WINNIPEG, Manitoba-- ICE Futures canola contracts have climbed steadily higher since their lows in late May, nearing chart resistance to the upside on the first day of summer.
Updated renewable fuel targets released by the United States Environmental Protection Agency failed to live up to expectations, sparking a speculative selloff in soyoil. The limit-down move in soyoil futures on June 21 would normally weigh on canola, the Canadian oilseed lagged soyoil to the upside. While it was rising earlier in the month, spreading between the two commodities was seeing speculators selling soyoil and buying back short positions in canola, according to Ken Ball of PI Financial in Winnipeg.
He added that "canola is still looking relatively cheap as an oilseed."
Declining crop ratings for soybeans in the U.S. were underpinning futures there, but Ball said the canola crop was in better shape overall.

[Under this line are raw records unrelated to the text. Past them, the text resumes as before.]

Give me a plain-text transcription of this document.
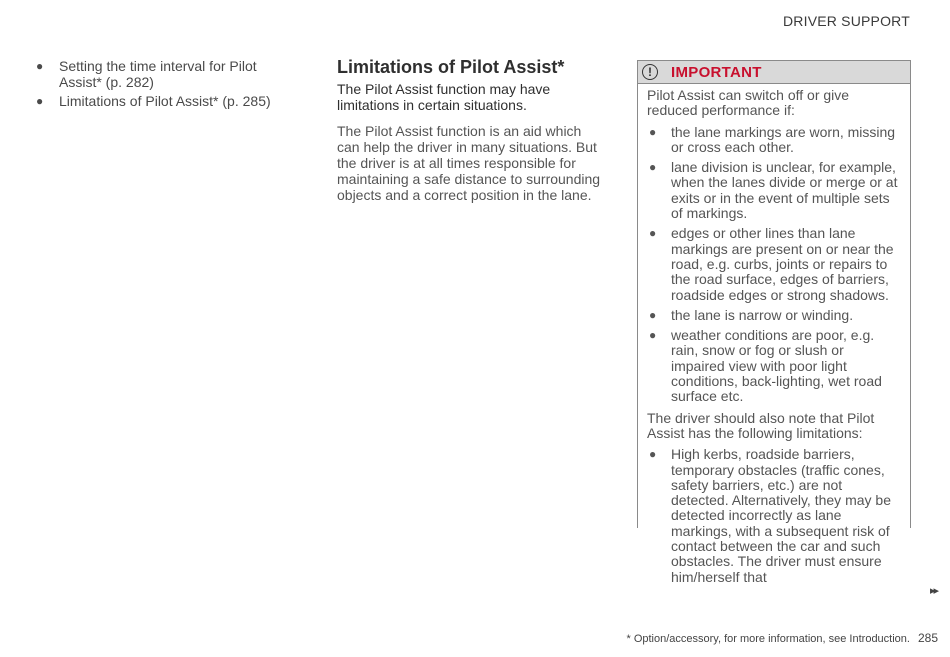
DRIVER SUPPORT
● Setting the time interval for Pilot Assist* (p. 282)
● Limitations of Pilot Assist* (p. 285)
Limitations of Pilot Assist*

The Pilot Assist function may have limitations in certain situations.

The Pilot Assist function is an aid which can help the driver in many situations. But the driver is at all times responsible for maintaining a safe distance to surrounding objects and a correct position in the lane.

!	IMPORTANT

Pilot Assist can switch off or give reduced performance if:

● the lane markings are worn, missing or cross each other.
● lane division is unclear, for example, when the lanes divide or merge or at exits or in the event of multiple sets of markings.
● edges or other lines than lane markings are present on or near the road, e.g. curbs, joints or repairs to the road surface, edges of barriers, roadside edges or strong shadows.
● the lane is narrow or winding.
● weather conditions are poor, e.g. rain, snow or fog or slush or impaired view with poor light conditions, back-lighting, wet road surface etc.

The driver should also note that Pilot Assist has the following limitations:

● High kerbs, roadside barriers, temporary obstacles (traffic cones, safety barriers, etc.) are not detected. Alternatively, they may be detected incorrectly as lane markings, with a subsequent risk of contact between the car and such obstacles. The driver must ensure him/herself that
▸▸
* Option/accessory, for more information, see Introduction. 285
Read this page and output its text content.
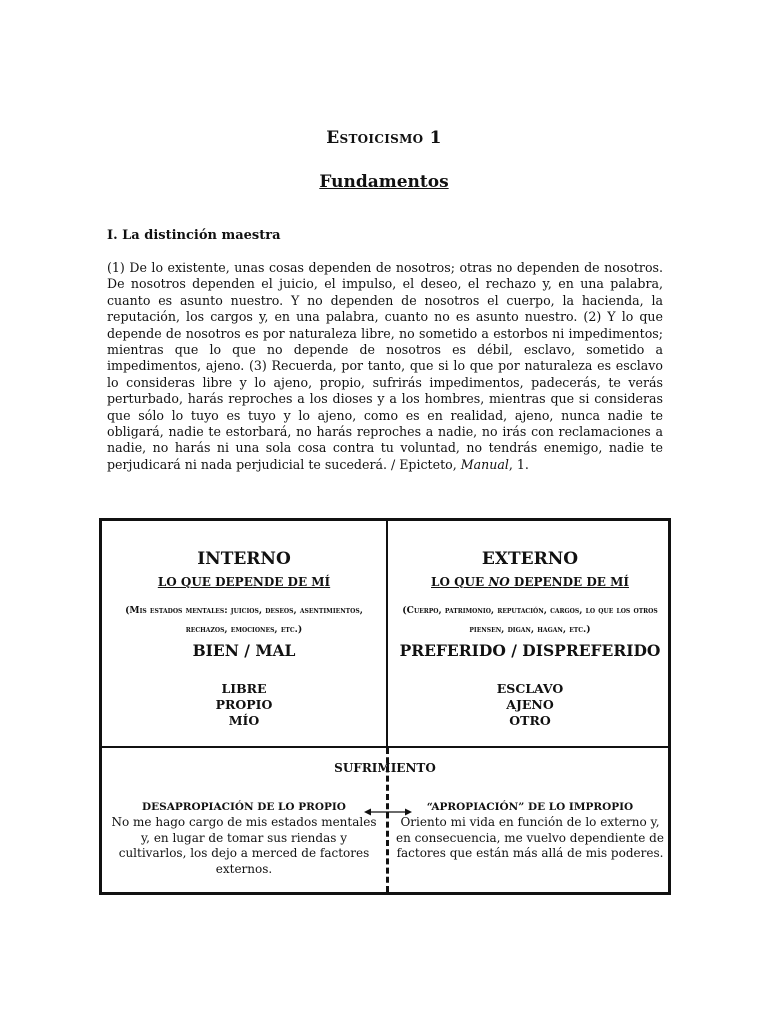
Estoicismo 1
Fundamentos
I. La distinción maestra
(1) De lo existente, unas cosas dependen de nosotros; otras no dependen de nosotros. De nosotros dependen el juicio, el impulso, el deseo, el rechazo y, en una palabra, cuanto es asunto nuestro. Y no dependen de nosotros el cuerpo, la hacienda, la reputación, los cargos y, en una palabra, cuanto no es asunto nuestro. (2) Y lo que depende de nosotros es por naturaleza libre, no sometido a estorbos ni impedimentos; mientras que lo que no depende de nosotros es débil, esclavo, sometido a impedimentos, ajeno. (3) Recuerda, por tanto, que si lo que por naturaleza es esclavo lo consideras libre y lo ajeno, propio, sufrirás impedimentos, padecerás, te verás perturbado, harás reproches a los dioses y a los hombres, mientras que si consideras que sólo lo tuyo es tuyo y lo ajeno, como es en realidad, ajeno, nunca nadie te obligará, nadie te estorbará, no harás reproches a nadie, no irás con reclamaciones a nadie, no harás ni una sola cosa contra tu voluntad, no tendrás enemigo, nadie te perjudicará ni nada perjudicial te sucederá. / Epicteto, Manual, 1.
INTERNO
LO QUE DEPENDE DE MÍ
(Mis estados mentales: juicios, deseos, asentimientos, rechazos, emociones, etc.)
BIEN / MAL
LIBRE
PROPIO
MÍO
EXTERNO
LO QUE NO DEPENDE DE MÍ
(Cuerpo, patrimonio, reputación, cargos, lo que los otros piensen, digan, hagan, etc.)
PREFERIDO / DISPREFERIDO
ESCLAVO
AJENO
OTRO
SUFRIMIENTO
DESAPROPIACIÓN DE LO PROPIO
No me hago cargo de mis estados mentales y, en lugar de tomar sus riendas y cultivarlos, los dejo a merced de factores externos.
“APROPIACIÓN” DE LO IMPROPIO
Oriento mi vida en función de lo externo y, en consecuencia, me vuelvo dependiente de factores que están más allá de mis poderes.
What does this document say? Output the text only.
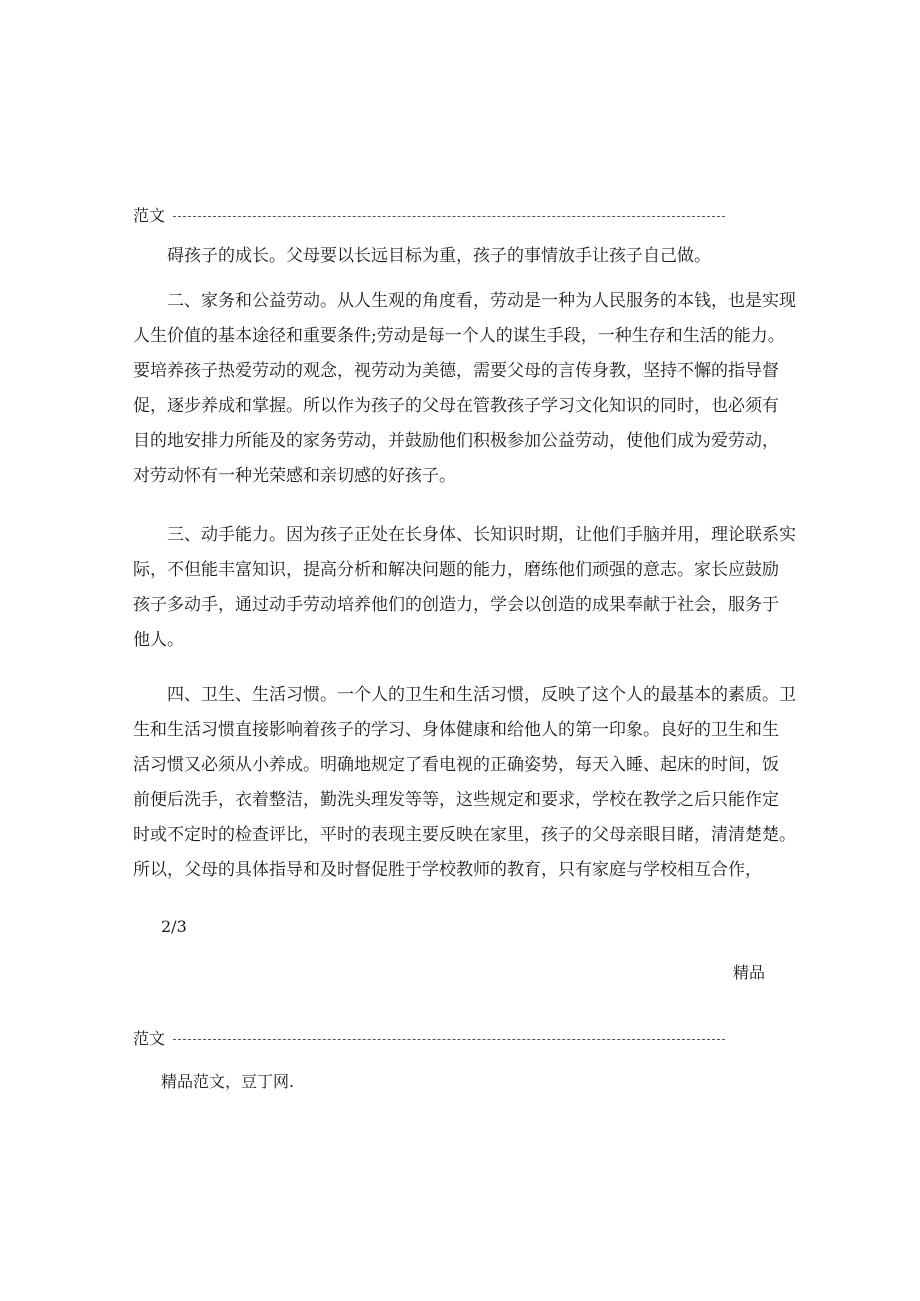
范文
　　碍孩子的成长。父母要以长远目标为重，孩子的事情放手让孩子自己做。
　　二、家务和公益劳动。从人生观的角度看，劳动是一种为人民服务的本钱，也是实现
人生价值的基本途径和重要条件;劳动是每一个人的谋生手段，一种生存和生活的能力。
要培养孩子热爱劳动的观念，视劳动为美德，需要父母的言传身教，坚持不懈的指导督
促，逐步养成和掌握。所以作为孩子的父母在管教孩子学习文化知识的同时，也必须有
目的地安排力所能及的家务劳动，并鼓励他们积极参加公益劳动，使他们成为爱劳动，
对劳动怀有一种光荣感和亲切感的好孩子。
　　三、动手能力。因为孩子正处在长身体、长知识时期，让他们手脑并用，理论联系实
际，不但能丰富知识，提高分析和解决问题的能力，磨练他们顽强的意志。家长应鼓励
孩子多动手，通过动手劳动培养他们的创造力，学会以创造的成果奉献于社会，服务于
他人。
　　四、卫生、生活习惯。一个人的卫生和生活习惯，反映了这个人的最基本的素质。卫
生和生活习惯直接影响着孩子的学习、身体健康和给他人的第一印象。良好的卫生和生
活习惯又必须从小养成。明确地规定了看电视的正确姿势，每天入睡、起床的时间，饭
前便后洗手，衣着整洁，勤洗头理发等等，这些规定和要求，学校在教学之后只能作定
时或不定时的检查评比，平时的表现主要反映在家里，孩子的父母亲眼目睹，清清楚楚。
所以，父母的具体指导和及时督促胜于学校教师的教育，只有家庭与学校相互合作，
2/3
精品
范文
精品范文，豆丁网.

"There are still some areas of concern, but canola condition ratings have improved in the past week," said Ball, noting that many dry areas of Alberta and Saskatchewan had received rain.
Statistics Canada will release updated acreage estimates on June 28, and Ball expects farmers likely kept with their initial intentions for the most part, seeding about 21.6 million acres of canola. However, the April report was based off data obtained in late December and early January, rather than closer to spring as was typically done in the past, which could lead to larger adjustments than usual.